Perkembangan ekonomi syari’ah di Indonesia boleh dikatakan mengalami perkembangan yang cukup pesat. Hal ini ditandai dengan banyak berdirinya lembaga keuangan yang secara konsep maupun operasionalnya menggunakan prinsip-prinsip syari’ah.
Beberapa kalangan membuat penilaian bahwa dari segi keberadaan dan peranan lembaga Keuangan syari’ah dirasakan belum maksimal, sedangkan mengukur dari segi sosialisasi sistem ekonomi syari’ah kepada masyarakat relatif masih terbatas. Padahal sosialisasi ekonomi syari’ah kepada masyarakat merupakan aspek penunjang dalam strategi pemberdayaan ekonomi syari’ah di Indonesia.[2]
Wawasan dan pengetahuan tentang ekonomi syari’ah umumnya hanya di kalangan akademisi dan praktisi lembaga keuangan syari’ah, sedangkan masyarakat bawah belum tentu mengenal dan memahaminya secara jelas. Padahal ekonomi syari’ah merupakan sistem ekonomi yang lebih memberikan daya tawar positif, bukan hanya dari aspek hukum (syari’at), tetapi juga bisa menjadi sistem ekonomi alternatif yang dapat mendukung proses pembangunan ekonomi di Indonesia.
Basis utama sistem ekonomi syari’ah sesungguhnya terletak pada aspek kerangka dasarnya yang berlandaskan syari’at, tetapi juga pada aspwek tujuannya yaitu mewujudkan suatu tatanan ekonomi masyarakat yang sejahtera berdasarkan keadilan, pemerataan dan keseimbangan. Atas dasar itu, maka pemberdayakan ekonomi syari’ah di Indonesia hendaknya dilakukan dengan strategi yang ditujukan bagi perbaikan kehidupan dan ekonomi masyarakat. Tuntutan masyarakat dewasa ini terutama di lapisan masyarakat bawah adalah bagaimana memenuhi kebutuhan hidup mereka yang paling mendasar.
Sistem ekonomi Islam memiliki pijakan yang sangat tegas bila dibandingkan dengan sistem ekonomi liberal dan sosialis yang saat ini mendomiinasi sistem perekonomian dunia. Sistem ekonomi liberal lebih menghendaki suatu bentuk kebebasan yang tidak terbatas bagi individu dalam memperoleh keuntungan (keadilan distributif), dan sosialisme menekankan aspek pemerataan ekonomi (keadilan yang merata), menenentang perbedaan kelas sosial dan menganut azas kolektivitas.

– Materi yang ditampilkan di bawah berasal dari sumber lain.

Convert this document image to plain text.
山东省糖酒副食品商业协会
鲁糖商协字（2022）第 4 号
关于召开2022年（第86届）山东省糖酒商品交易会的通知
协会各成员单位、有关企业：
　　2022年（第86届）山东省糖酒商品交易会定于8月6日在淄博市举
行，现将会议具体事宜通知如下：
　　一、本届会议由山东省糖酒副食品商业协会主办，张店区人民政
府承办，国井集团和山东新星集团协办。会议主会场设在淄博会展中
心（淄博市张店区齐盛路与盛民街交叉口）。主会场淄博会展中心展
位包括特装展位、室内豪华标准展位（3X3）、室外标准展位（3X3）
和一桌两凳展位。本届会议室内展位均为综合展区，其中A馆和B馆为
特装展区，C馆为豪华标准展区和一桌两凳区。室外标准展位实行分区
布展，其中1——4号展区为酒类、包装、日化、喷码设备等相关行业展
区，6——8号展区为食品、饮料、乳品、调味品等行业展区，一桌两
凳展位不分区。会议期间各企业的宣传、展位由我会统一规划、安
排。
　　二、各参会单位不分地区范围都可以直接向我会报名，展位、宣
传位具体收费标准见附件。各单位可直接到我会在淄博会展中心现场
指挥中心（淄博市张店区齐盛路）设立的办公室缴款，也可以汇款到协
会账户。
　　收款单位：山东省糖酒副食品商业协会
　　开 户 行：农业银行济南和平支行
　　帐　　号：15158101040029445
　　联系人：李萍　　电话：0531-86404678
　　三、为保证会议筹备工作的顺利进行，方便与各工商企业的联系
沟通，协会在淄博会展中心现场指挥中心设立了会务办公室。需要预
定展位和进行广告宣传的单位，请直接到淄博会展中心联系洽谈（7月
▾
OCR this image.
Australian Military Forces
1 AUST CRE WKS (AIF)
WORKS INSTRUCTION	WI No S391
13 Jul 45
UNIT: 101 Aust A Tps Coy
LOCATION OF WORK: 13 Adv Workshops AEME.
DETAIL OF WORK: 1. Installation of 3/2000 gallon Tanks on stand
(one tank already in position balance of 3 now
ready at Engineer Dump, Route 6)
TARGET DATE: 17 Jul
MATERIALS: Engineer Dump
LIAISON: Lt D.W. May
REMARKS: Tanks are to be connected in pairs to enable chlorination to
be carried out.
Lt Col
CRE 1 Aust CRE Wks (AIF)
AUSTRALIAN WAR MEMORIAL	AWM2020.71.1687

Adapun sistem ekonomi syari’ah mengutamakan aspek hukum dan etika yakni adanya keharusan menerapkan prinsip-prinsip hukum dan etika bisnis yang Islami, antara lain: Prinsip ibadah (al-tauhid), persamaan (al-musawat), kebebasan (al-hurriyat), keadilan (al-‘adl), tolong-menolong (al-ta’awun) dan toleransi (al-tasamuh). Prinsip-prinsip tersebut merupakan pijakan dasar dalam sistem ekonomi syari’ah, sedangkan etika bisnis mengatur aspek hukum kepemilikan, pengelolaan dan pendistribusian harta, yakni menolak monopoli, eksploitasi dan diskriminasi serta menuntut keseimbangan antara hak dan kewajiban.

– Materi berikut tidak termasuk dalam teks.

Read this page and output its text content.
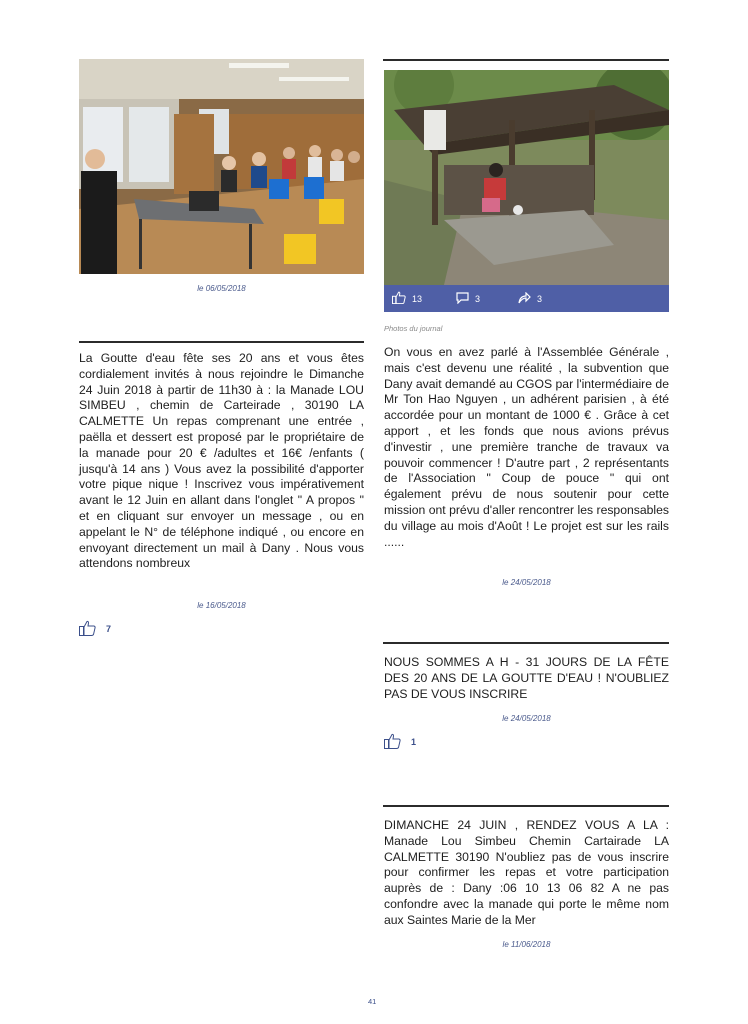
le 06/05/2018
La Goutte d'eau fête ses 20 ans et vous êtes cordialement invités à nous rejoindre le Dimanche 24 Juin 2018 à partir de 11h30 à : la Manade LOU SIMBEU , chemin de Carteirade , 30190 LA CALMETTE Un repas comprenant une entrée , paëlla et dessert est proposé par le propriétaire de la manade pour 20 € /adultes et 16€ /enfants ( jusqu'à 14 ans ) Vous avez la possibilité d'apporter votre pique nique ! Inscrivez vous impérativement avant le 12 Juin en allant dans l'onglet " A propos " et en cliquant sur envoyer un message , ou en appelant le N° de téléphone indiqué , ou encore en envoyant directement un mail à Dany . Nous vous attendons nombreux
le 16/05/2018
7
13	3	3
Photos du journal
On vous en avez parlé à l'Assemblée Générale , mais c'est devenu une réalité , la subvention que Dany avait demandé au CGOS par l'intermédiaire de Mr Ton Hao Nguyen , un adhérent parisien , à été accordée pour un montant de 1000 € . Grâce à cet apport , et les fonds que nous avions prévus d'investir , une première tranche de travaux va pouvoir commencer ! D'autre part , 2 représentants de l'Association " Coup de pouce " qui ont également prévu de nous soutenir pour cette mission ont prévu d'aller rencontrer les responsables du village au mois d'Août ! Le projet est sur les rails ......
le 24/05/2018
NOUS SOMMES A H - 31 JOURS DE LA FÊTE DES 20 ANS DE LA GOUTTE D'EAU ! N'OUBLIEZ PAS DE VOUS INSCRIRE
le 24/05/2018
1
DIMANCHE 24 JUIN , RENDEZ VOUS A LA : Manade Lou Simbeu Chemin Cartairade LA CALMETTE 30190 N'oubliez pas de vous inscrire pour confirmer les repas et votre participation auprès de : Dany :06 10 13 06 82 A ne pas confondre avec la manade qui porte le même nom aux Saintes Marie de la Mer
le 11/06/2018
41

Prinsip-prinsip dan etika bisnis itulah yang kini menjadi landasan operasional lembaga-lembaga keuangan syariah di Indonesia. Dalam kerangka praktis prinsip-prinsip dan etika bisnis tersebut diimplementasikan dalam berbagai produk jasa dan layanan lembaga keuangan syari’ah yang menggunakan mekanisme bagi hasil (profit sharing).
Oleh karena itu, masyarakat akan memperoleh berbagai keuntungan dari jasa dan layanan lembaga keuangan syari’ah, antara lain: Pertama, adanya jaminan keuntungan hasil investasi yang jelas, terukur dan rasional; Kedua, adanya jaminan aspek hukum dan keamanan investasi; Ketiga, transaksi dapat dilakukan dalam rentang waktu jangka pendek dan jangka panjang; Keempat, terhindar dari praktek-praktek bisnis yang monopolistik, eksploitatif dan diskriminatif; dan Kelima, adanya jaminan kesetaraan hak dan kewajiban antara pihak-pihak yang melakukan transaksi.
Keadaan demikian, memungkinkan bagi lembaga keuangan syari’ah terhindar dari praktek bunga yang jelas mengandung suatu kesamaran (gharar) dan melipatgandaan keuntungan (riba). Oleh karena itu, tidak ada alasan lagi untuk meragukan lembaga kuangan syari’ah baik dari segi hukum, etika, kejelasan untung dan rugi serta ketahanan institusi dari keadaan pailit.
Kelebihan utama praktek bagi hasil tidak didasarkan kepada ketentuan yang kaku, tetapi bersifat kondisional dalam membagi keuntungan antara pihak yang melakukan transaksi. Kedua belah pihak dapat saling berbagi keuntungan dan kerugian berdasarkan pertimbangan kelayakan dan rasionalitas.[3]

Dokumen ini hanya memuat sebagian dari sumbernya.